Critics contended the regulatory agency violated its rules by allowing the plan to be amended, and a Superior Court justice agreed that the agency should’ve reopened the proceedings for further comment.

In a unanimous decision, the supreme court said LURC did nothing wrong.

“We conclude that LURC did not violate its procedural rules and did not otherwise err by approving the rezoning petition and concept plan,” Justice Jon Levy wrote in today’s decision.

LURC held four weeks of hearings on the Plum Creek plan in December 2007 and January 2008. There were 26 parties and nearly 170 witnesses during that phase of the process. More than 400 additional witnesses testified during four full days of public hearings.

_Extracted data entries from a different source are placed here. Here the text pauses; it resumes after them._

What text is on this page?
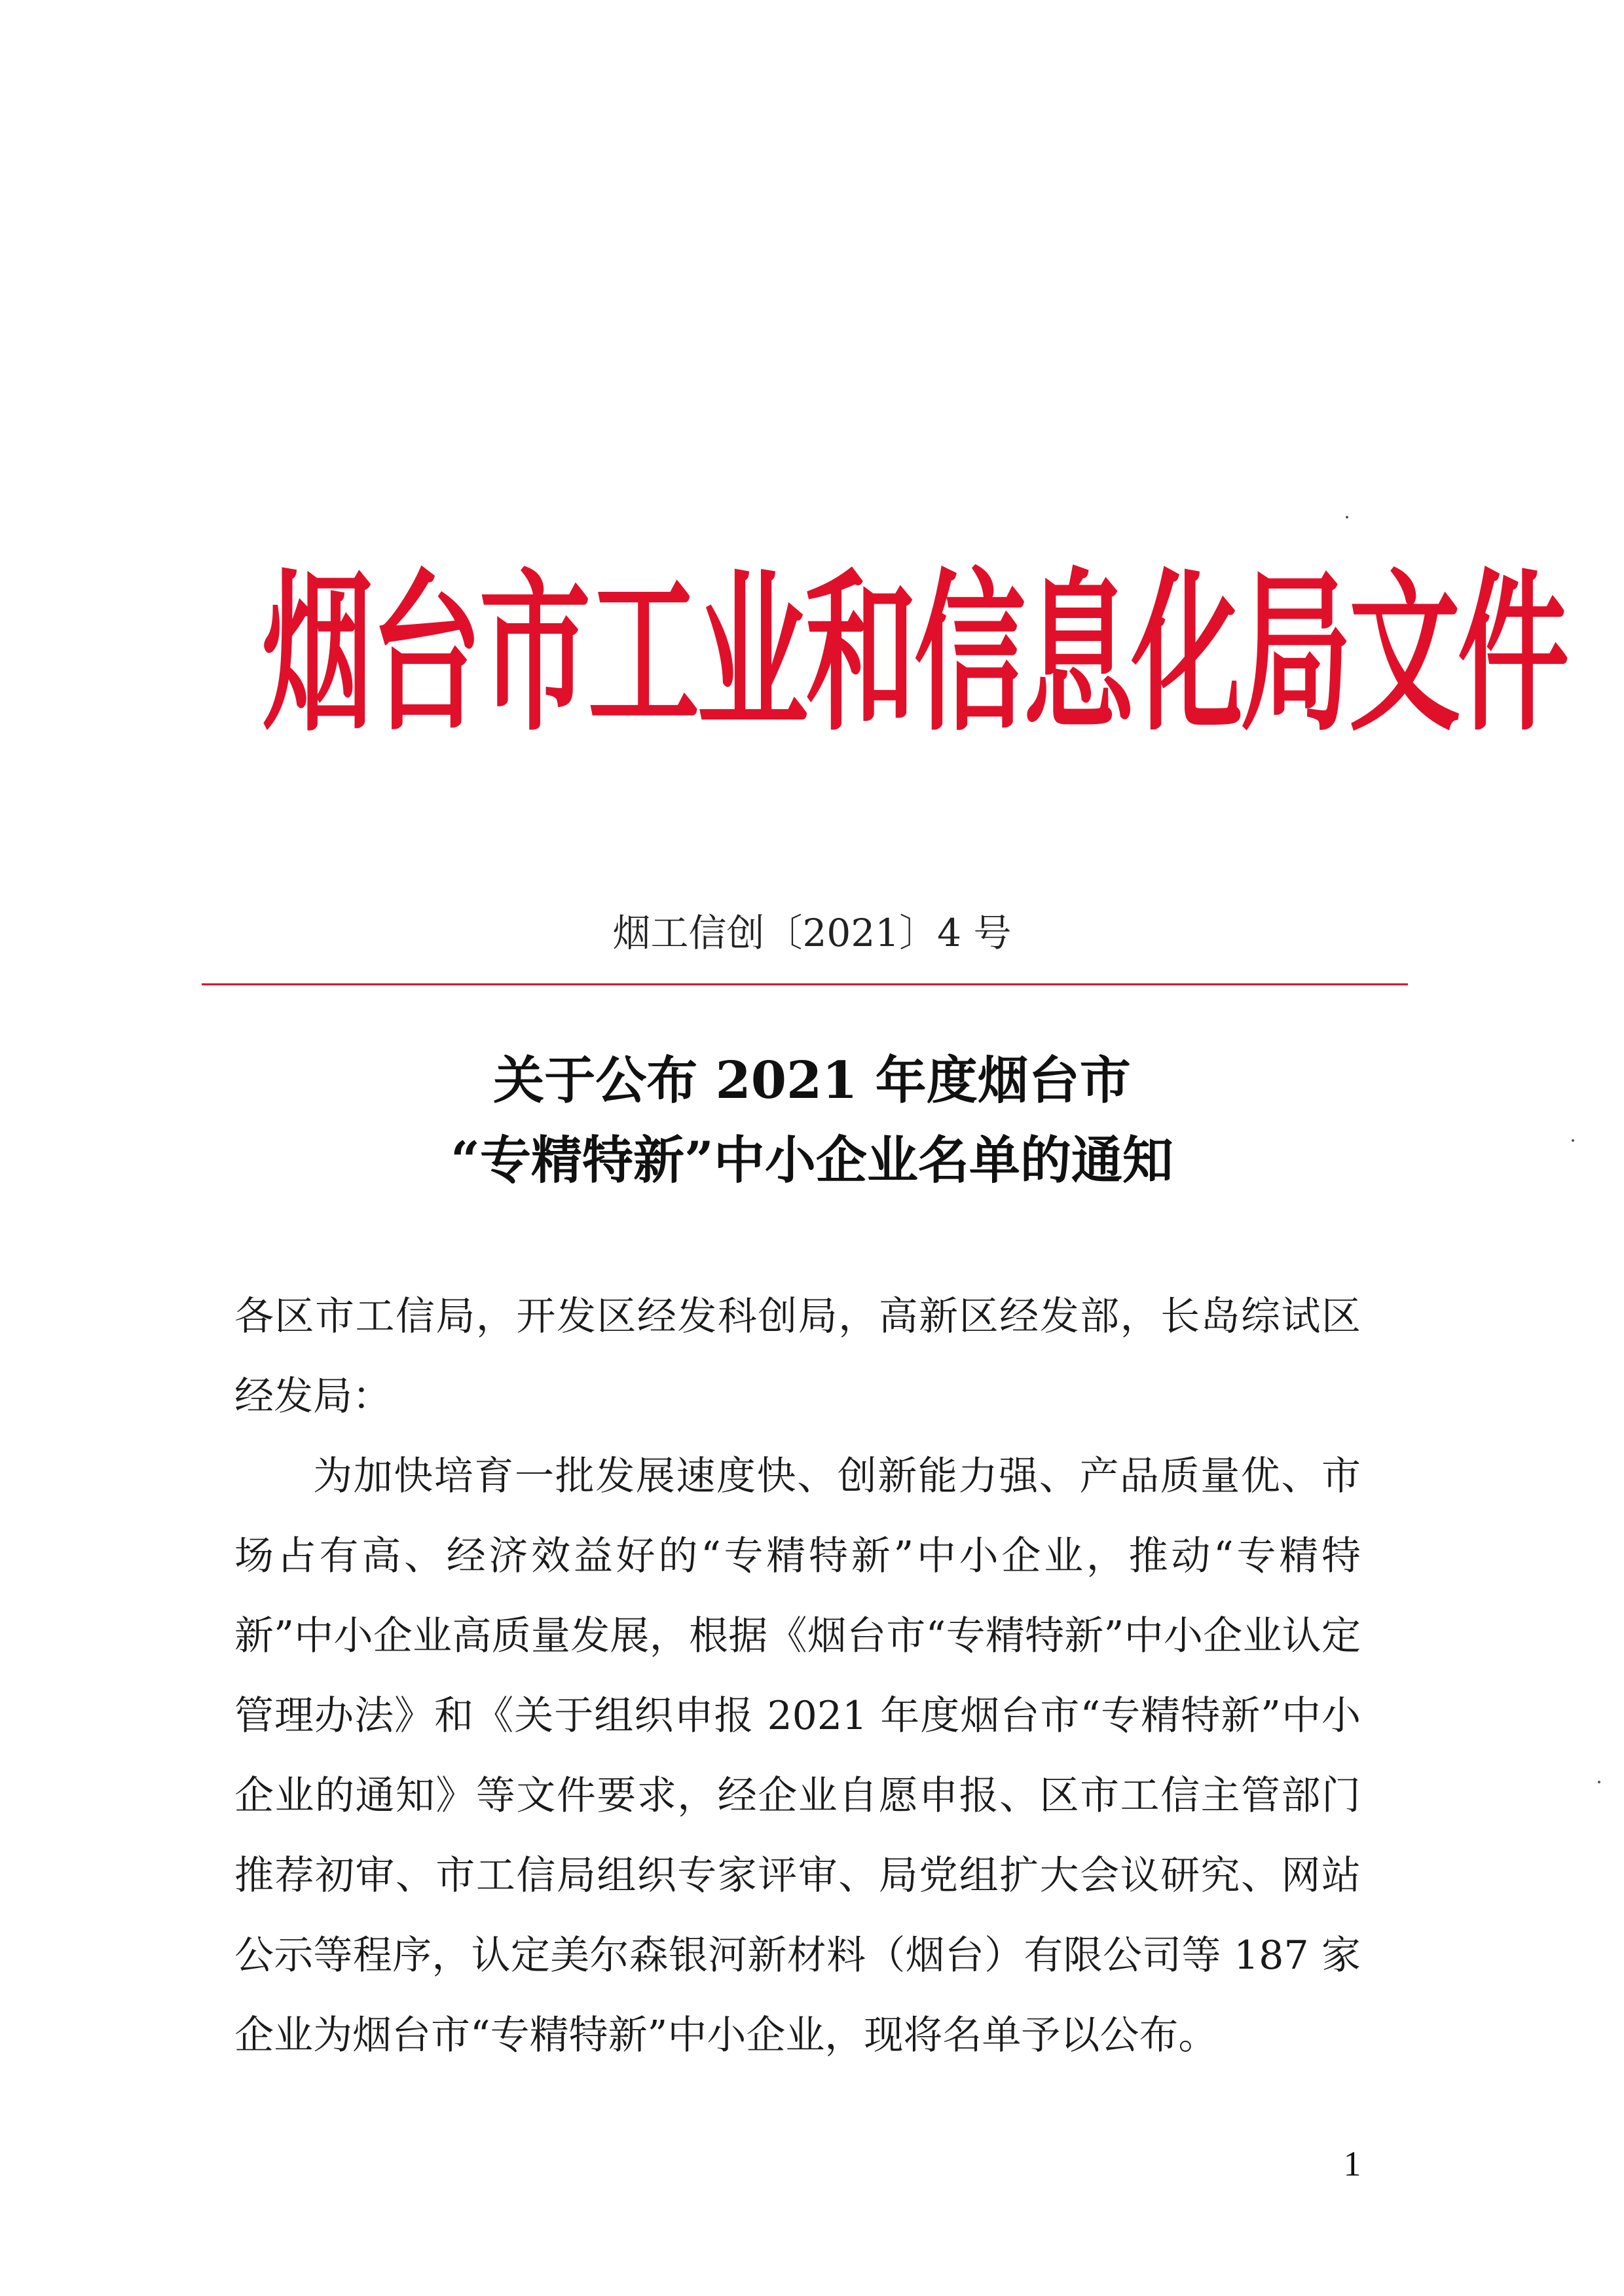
烟台市工业和信息化局文件
烟工信创〔2021〕4 号
关于公布 2021 年度烟台市
“专精特新”中小企业名单的通知

各区市工信局，开发区经发科创局，高新区经发部，长岛综试区经发局：

为加快培育一批发展速度快、创新能力强、产品质量优、市场占有高、经济效益好的“专精特新”中小企业，推动“专精特新”中小企业高质量发展，根据《烟台市“专精特新”中小企业认定管理办法》和《关于组织申报 2021 年度烟台市“专精特新”中小企业的通知》等文件要求，经企业自愿申报、区市工信主管部门推荐初审、市工信局组织专家评审、局党组扩大会议研究、网站公示等程序，认定美尔森银河新材料（烟台）有限公司等 187 家企业为烟台市“专精特新”中小企业，现将名单予以公布。

1
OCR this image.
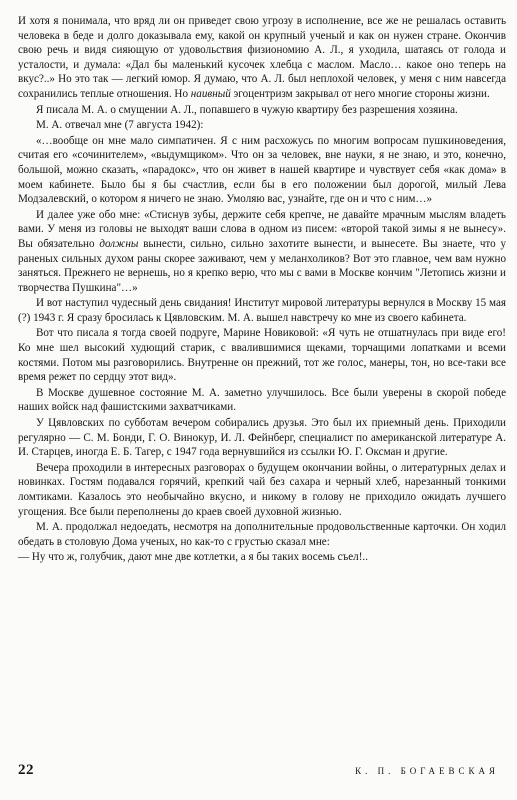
И хотя я понимала, что вряд ли он приведет свою угрозу в исполнение, все же не решалась оставить человека в беде и долго доказывала ему, какой он крупный ученый и как он нужен стране. Окончив свою речь и видя сияющую от удовольствия физиономию А. Л., я уходила, шатаясь от голода и усталости, и думала: «Дал бы маленький кусочек хлебца с маслом. Масло… какое оно теперь на вкус?..» Но это так — легкий юмор. Я думаю, что А. Л. был неплохой человек, у меня с ним навсегда сохранились теплые отношения. Но наивный эгоцентризм закрывал от него многие стороны жизни.

Я писала М. А. о смущении А. Л., попавшего в чужую квартиру без разрешения хозяина.

М. А. отвечал мне (7 августа 1942):

«…вообще он мне мало симпатичен. Я с ним расхожусь по многим вопросам пушкиноведения, считая его «сочинителем», «выдумщиком». Что он за человек, вне науки, я не знаю, и это, конечно, большой, можно сказать, «парадокс», что он живет в нашей квартире и чувствует себя «как дома» в моем кабинете. Было бы я бы счастлив, если бы в его положении был дорогой, милый Лева Модзалевский, о котором я ничего не знаю. Умоляю вас, узнайте, где он и что с ним…»

И далее уже обо мне: «Стиснув зубы, держите себя крепче, не давайте мрачным мыслям владеть вами. У меня из головы не выходят ваши слова в одном из писем: «второй такой зимы я не вынесу». Вы обязательно должны вынести, сильно, сильно захотите вынести, и вынесете. Вы знаете, что у раненых сильных духом раны скорее заживают, чем у меланхоликов? Вот это главное, чем вам нужно заняться. Прежнего не вернешь, но я крепко верю, что мы с вами в Москве кончим "Летопись жизни и творчества Пушкина"…»

И вот наступил чудесный день свидания! Институт мировой литературы вернулся в Москву 15 мая (?) 1943 г. Я сразу бросилась к Цявловским. М. А. вышел навстречу ко мне из своего кабинета.

Вот что писала я тогда своей подруге, Марине Новиковой: «Я чуть не отшатнулась при виде его! Ко мне шел высокий худющий старик, с ввалившимися щеками, торчащими лопатками и всеми костями. Потом мы разговорились. Внутренне он прежний, тот же голос, манеры, тон, но все-таки все время режет по сердцу этот вид».

В Москве душевное состояние М. А. заметно улучшилось. Все были уверены в скорой победе наших войск над фашистскими захватчиками.

У Цявловских по субботам вечером собирались друзья. Это был их приемный день. Приходили регулярно — С. М. Бонди, Г. О. Винокур, И. Л. Фейнберг, специалист по американской литературе А. И. Старцев, иногда Е. Б. Тагер, с 1947 года вернувшийся из ссылки Ю. Г. Оксман и другие.

Вечера проходили в интересных разговорах о будущем окончании войны, о литературных делах и новинках. Гостям подавался горячий, крепкий чай без сахара и черный хлеб, нарезанный тонкими ломтиками. Казалось это необычайно вкусно, и никому в голову не приходило ожидать лучшего угощения. Все были переполнены до краев своей духовной жизнью.

М. А. продолжал недоедать, несмотря на дополнительные продовольственные карточки. Он ходил обедать в столовую Дома ученых, но как-то с грустью сказал мне:

— Ну что ж, голубчик, дают мне две котлетки, а я бы таких восемь съел!..

22	К. П. БОГАЕВСКАЯ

Following those hearings, the commission developed amendments to Plum Creek’s proposed concept plan based on the evidence presented during the hearings. Critics said there should’ve been additional public hearings to allow people to voice their opinion on the amended plan.

Environmentalists were divided with the Natural Resources Council of Maine, Forest Ecology Network and Restore: The North Woods fighting the proposal in court, while The Nature Conservancy and the Forest Society of Maine supported the plan because of conservation easements.

The approved development plan limits housing development to 16,900 of the 400,000 acres, and Plum Creek plans to donate or sell conservation easements on 363,000 acres where public access would be guaranteed and future residential development would be prohibited.